Chicago Approves Spire Replacement

John Hill
22. maggio 2020
Image © Related Midwest

The Chicago Plan Commission voted unanimously in favor of Related Midwest's two-tower residential development for 400 North Lake Shore Drive, the site of Santiago Calatrava's proposed Spire.

First proposed in 2005, Calatrava's Spire would have spiraled up to a 2,000-foot-tall tip, making it the tallest building in the United States. Its location next to both Lake Michigan and the Chicago River, not far from Navy Pier, would have given it further prominence. Although the City of Chicago approved the project the following year and construction started not long after, by 2014 the project was dead, having gone through multiple design iterations and developers. Since the Great Recession in 2008 the site has sat empty, save the round hole from which the residential tower would have risen.

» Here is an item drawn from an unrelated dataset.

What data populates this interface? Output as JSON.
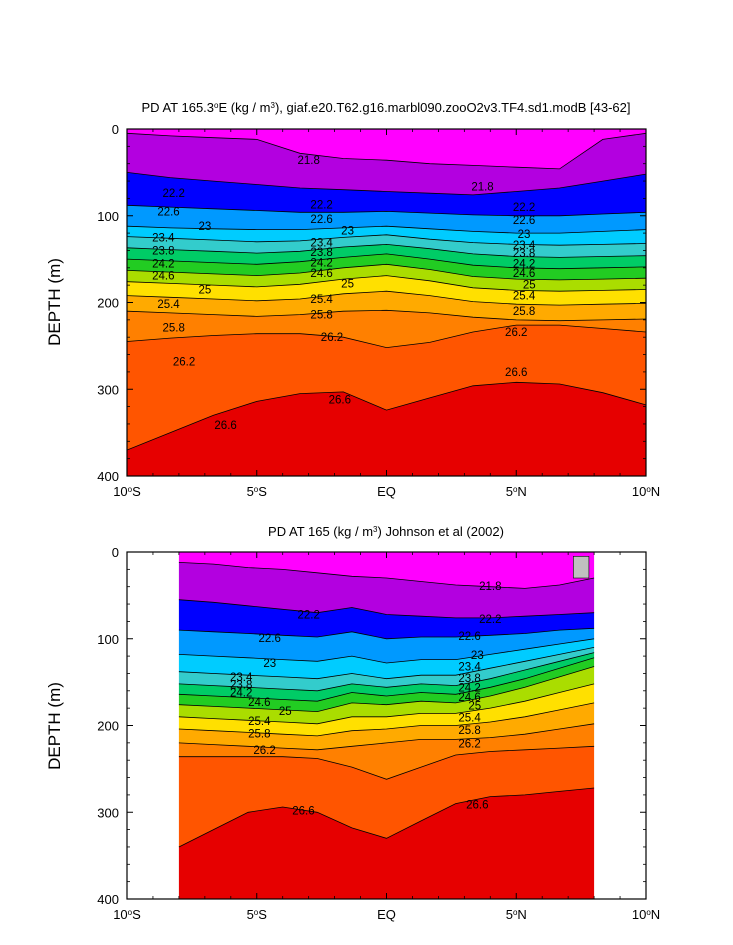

Screenshot from Google Maps with Spire foundation clearly visible at center

Related Midwest took over control of the site in 2014, and four years later the developer released plans for two towers designed by Skidmore, Owings & Merrill (SOM). On Thursday, the latest, downsized scheme by SOM for Related Midwest — 1,100 apartments in towers 765 and 875 feet tall — were approved by the city's planning commission. Approval for the towers also includes two major landscape components: completing the riverwalk on the north side of the river (note it turning 90 degrees in the aerial, stopping at the former Spire site) and funding the majority of the construction of DuSable Park, which has sat empty and inaccessible on the other side of Lake Shore Drive since the late 1980s, when it was dedicated as the future park.

Yet just as the Great Recession complicated the realization of the Spire, eventually killing it, the economic downturn caused by the coronavirus pandemic is making its replacement's bureaucratic milestone this week hardly a cause for celebration. Related Midwest's hopes of starting construction on the $1 billion towers next year will no doubt depend on how well the economy rebounds this summer as Chicago and other cities reopen after months of staying at home.